A 50-year-old transgender Canadian man was allowed to compete against teenage girls at a swimming competition in Canada after officials said they were simply following national swimming guidelines.
“It’s disturbing. It’s a male person going into a girl’s race, which is absolutely unethical,” said Linda Blade, the former president of Athletics Alberta and author of Unsporting. “If any man can come along and check a box and say, ‘Oh no, I’m actually a girl today,’ that’s just wrong.”
The Richmond Hill Aquatic Centre’s Fall Classic allowed the biological male to compete against young girls ages 13-17, at the Markham Pan Am Centre, near Toronto, Canada.
Nicholas Cepeda, who goes by Melody Wisehart, made a mockery of his nine competitors, all of whom were 13-years-old.
“It’s dangerous for little girls and women,” Blade said.

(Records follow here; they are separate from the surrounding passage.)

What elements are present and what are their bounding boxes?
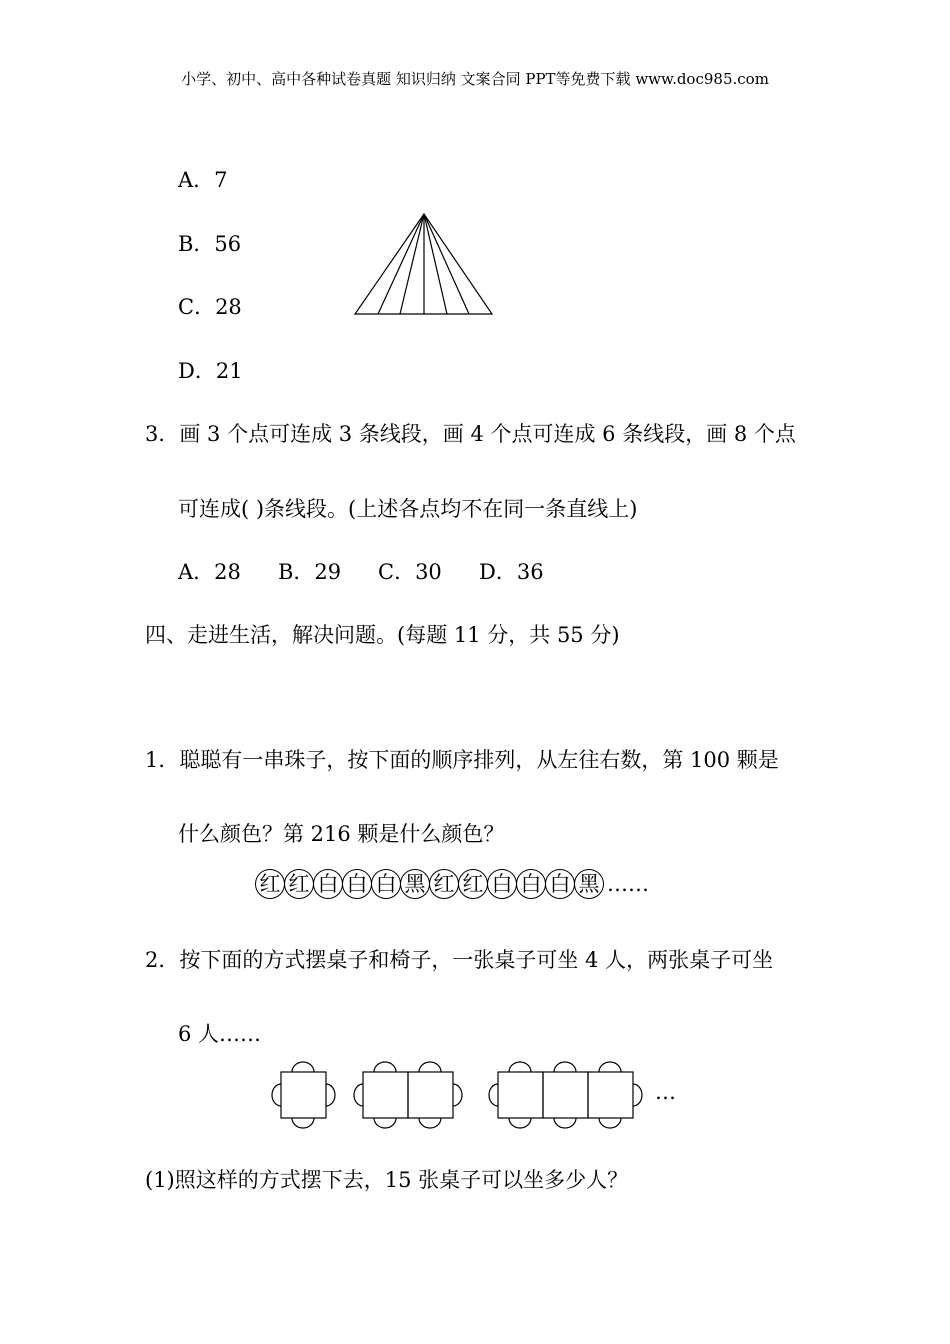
triangle-ray (424, 214, 447, 314)
bead: 红 (255, 869, 285, 899)
bead: 红 (458, 869, 488, 899)
chair (509, 1118, 531, 1128)
table (498, 1072, 543, 1118)
chair (599, 1062, 621, 1072)
chair (272, 1084, 281, 1106)
section-title: 四、走进生活，解决问题。(每题 11 分，共 55 分) (145, 623, 620, 647)
chair (374, 1118, 396, 1128)
bead: 黑 (400, 869, 430, 899)
table (543, 1072, 588, 1118)
p2-line2: 6 人…… (178, 1022, 262, 1046)
bead: 白 (545, 869, 575, 899)
tables-ellipsis: … (655, 1080, 676, 1104)
chair (554, 1118, 576, 1128)
q3-option-a: A．28 (178, 560, 241, 584)
bead: 白 (313, 869, 343, 899)
tables-figure (268, 1060, 658, 1130)
chair (453, 1084, 462, 1106)
chair (354, 1084, 363, 1106)
bead-ellipsis: …… (607, 872, 649, 896)
q3-line2: 可连成( )条线段。(上述各点均不在同一条直线上) (178, 497, 638, 521)
chair (374, 1062, 396, 1072)
chair (599, 1118, 621, 1128)
triangle-figure (350, 208, 500, 320)
q2-option-a: A．7 (178, 168, 228, 192)
chair (633, 1084, 642, 1106)
table-group-1 (272, 1062, 335, 1128)
q3-line1: 3．画 3 个点可连成 3 条线段，画 4 个点可连成 6 条线段，画 8 个点 (145, 422, 796, 446)
chair (326, 1084, 335, 1106)
chair (419, 1118, 441, 1128)
q2-option-c: C．28 (178, 295, 242, 319)
q3-option-c: C．30 (378, 560, 442, 584)
table-group-3 (489, 1062, 642, 1128)
p1-line1: 1．聪聪有一串珠子，按下面的顺序排列，从左往右数，第 100 颗是 (145, 748, 779, 772)
p1-line2: 什么颜色？第 216 颗是什么颜色？ (178, 822, 505, 846)
bead: 红 (429, 869, 459, 899)
table (408, 1072, 453, 1118)
table (363, 1072, 408, 1118)
bead: 白 (371, 869, 401, 899)
bead-sequence (255, 869, 649, 899)
chair (292, 1062, 314, 1072)
table-group-2 (354, 1062, 462, 1128)
chair (509, 1062, 531, 1072)
bead: 红 (284, 869, 314, 899)
triangle-ray (378, 214, 424, 314)
triangle-ray (400, 214, 424, 314)
triangle-ray (424, 214, 469, 314)
bead: 黑 (574, 869, 604, 899)
q2-option-d: D．21 (178, 359, 243, 383)
q3-option-b: B．29 (278, 560, 342, 584)
chair (554, 1062, 576, 1072)
bead: 白 (516, 869, 546, 899)
page-header: 小学、初中、高中各种试卷真题 知识归纳 文案合同 PPT等免费下载 www.doc985.com (181, 70, 769, 88)
bead: 白 (342, 869, 372, 899)
table (281, 1072, 326, 1118)
p2-line1: 2．按下面的方式摆桌子和椅子，一张桌子可坐 4 人，两张桌子可坐 (145, 948, 774, 972)
q3-option-d: D．36 (479, 560, 544, 584)
chair (489, 1084, 498, 1106)
chair (292, 1118, 314, 1128)
p2-sub1: (1)照这样的方式摆下去，15 张桌子可以坐多少人？ (145, 1168, 629, 1192)
bead: 白 (487, 869, 517, 899)
chair (419, 1062, 441, 1072)
table (588, 1072, 633, 1118)
q2-option-b: B．56 (178, 232, 242, 256)
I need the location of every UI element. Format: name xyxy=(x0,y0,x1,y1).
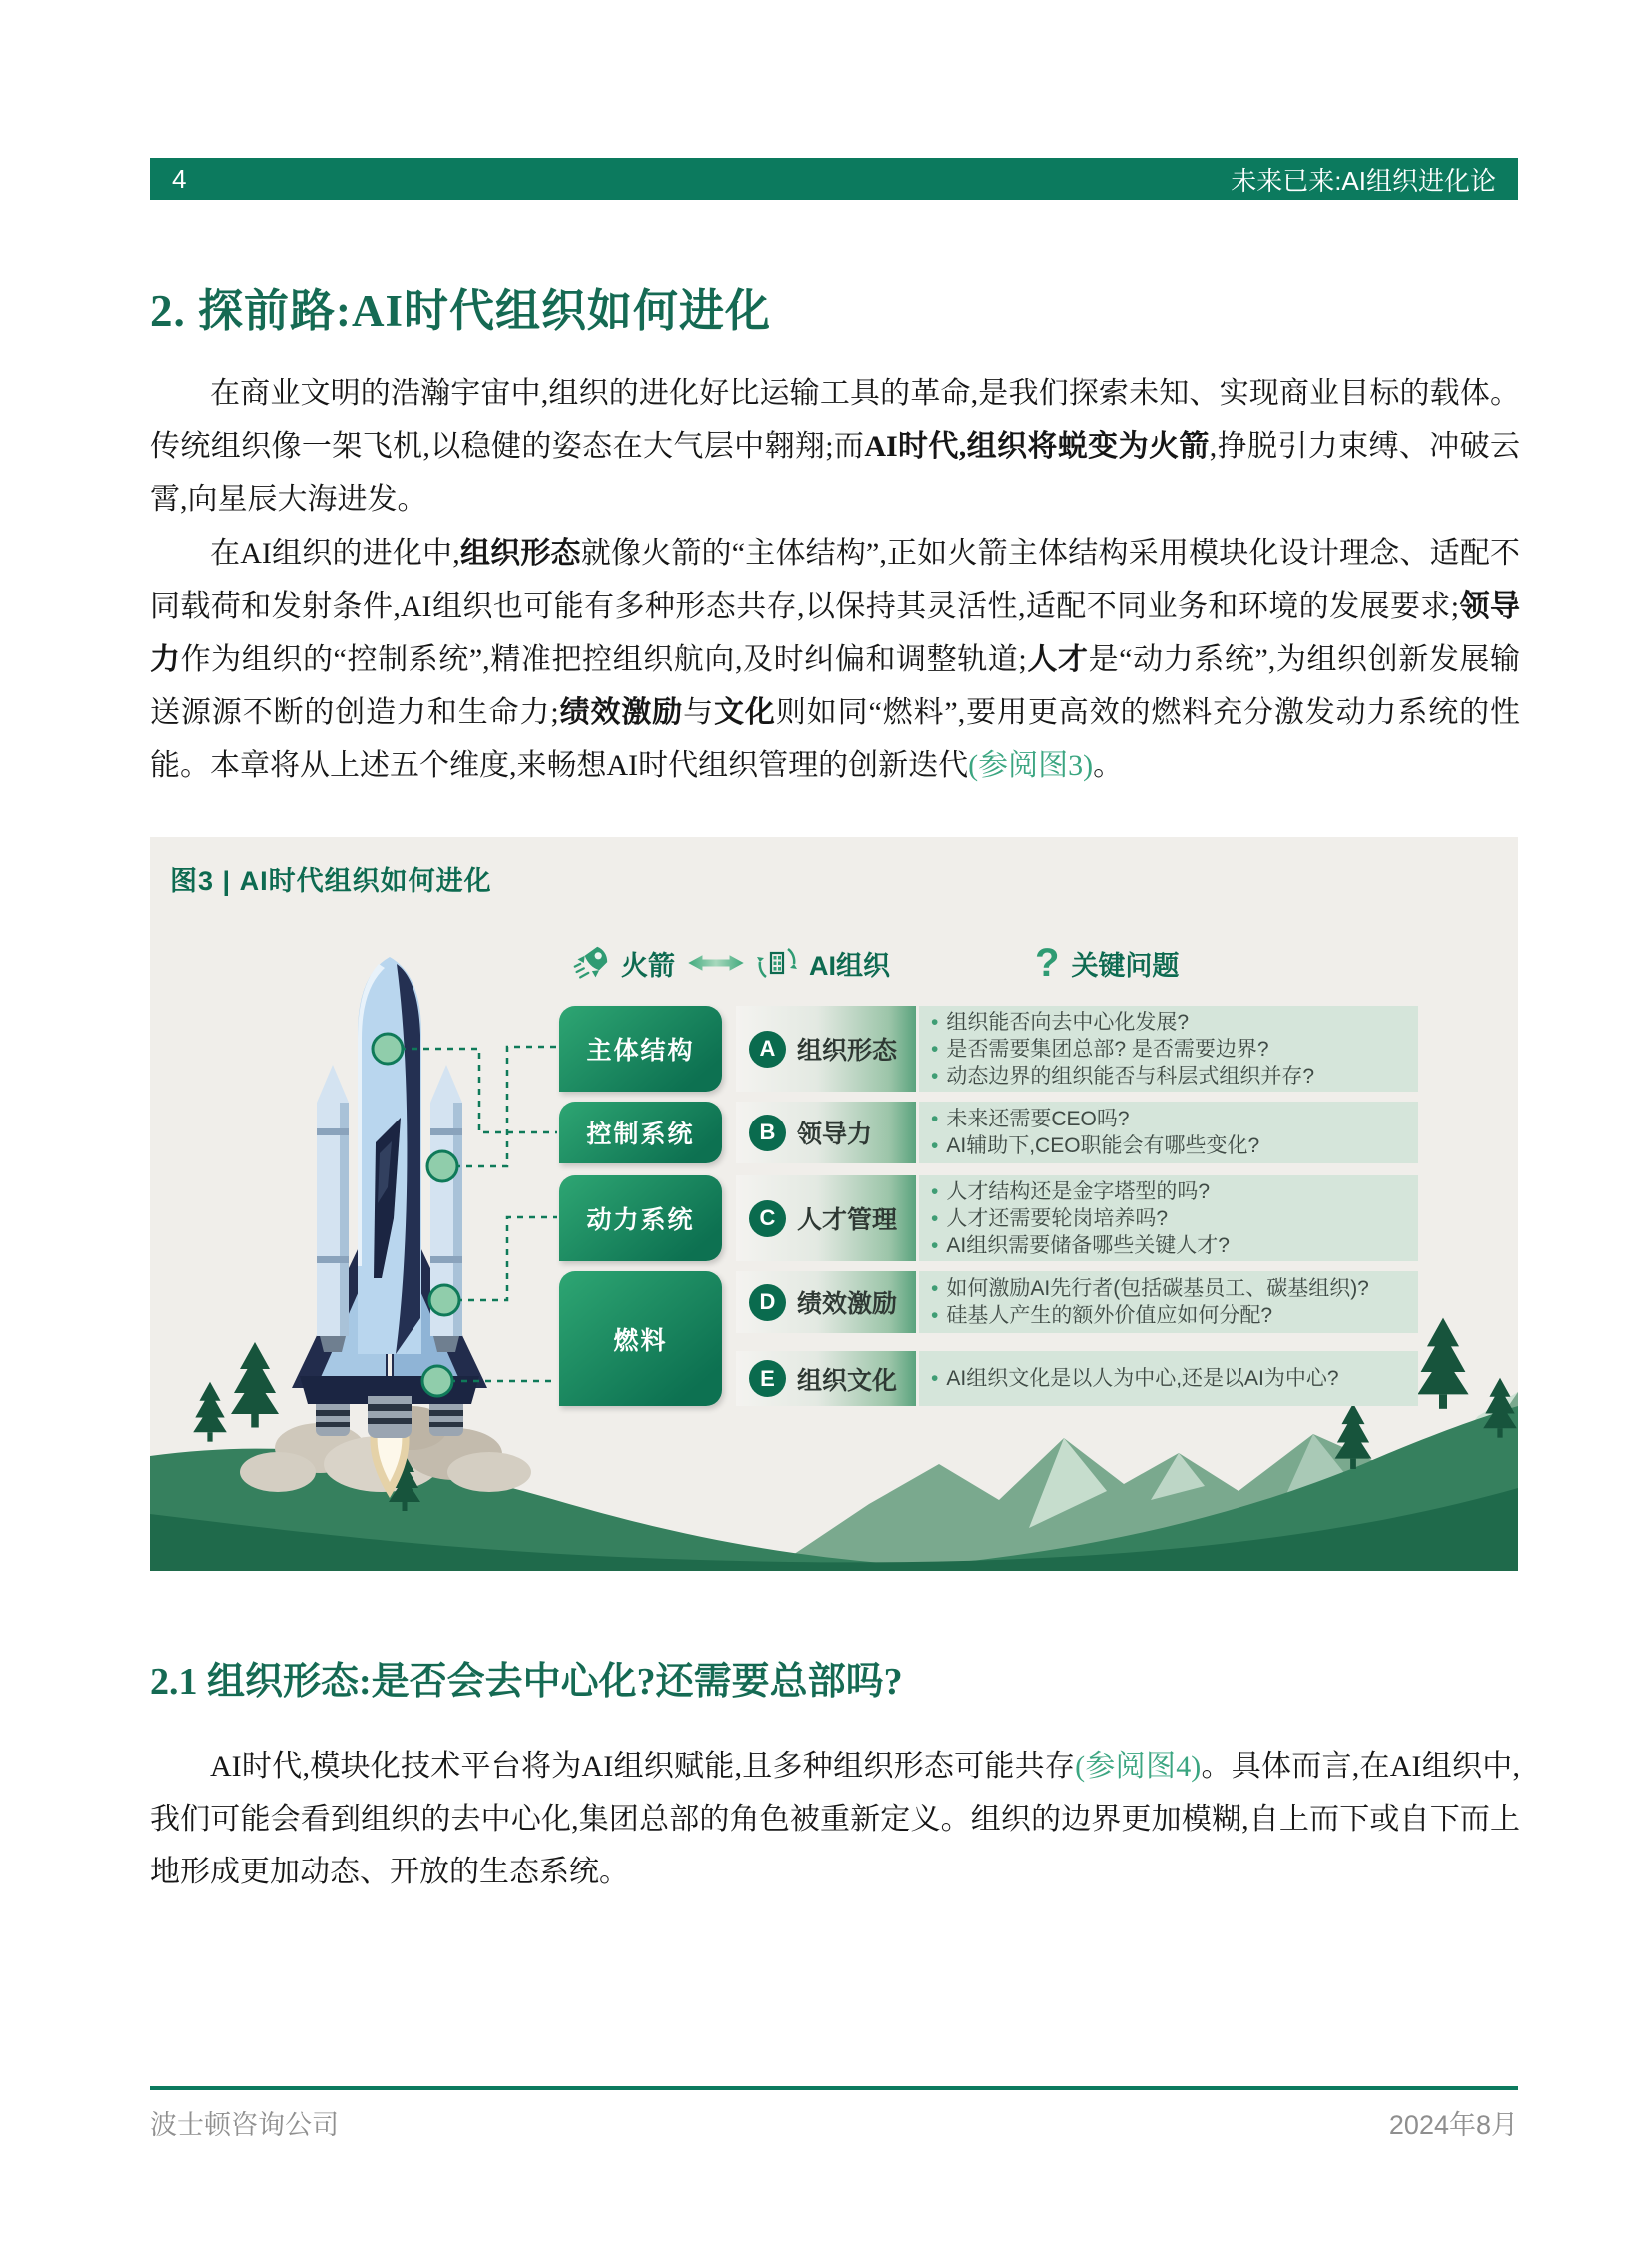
legend-org-label: AI组织 xyxy=(809,950,890,981)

Cepeda competed in the “Girls 13 & over 200-meter competition,” yet he was the only male, and the only swimmer in the entire event over 17 years old.
“Don’t talk about gender for me because I do not know, because the registration [is] whatever they enter,” organizer Richard Chan told local reporters.
Cepeda is also a professor at York University, researching areas of aging, children, youth, and cognitive processes among others.
Blade called on athletic organizers to take a stand against men competing in women’s sports.
“Sports organizations need to pony up, grow a spine, and say no, we compete in the sport on the basis of biological sex, which is still in the charter by the way.”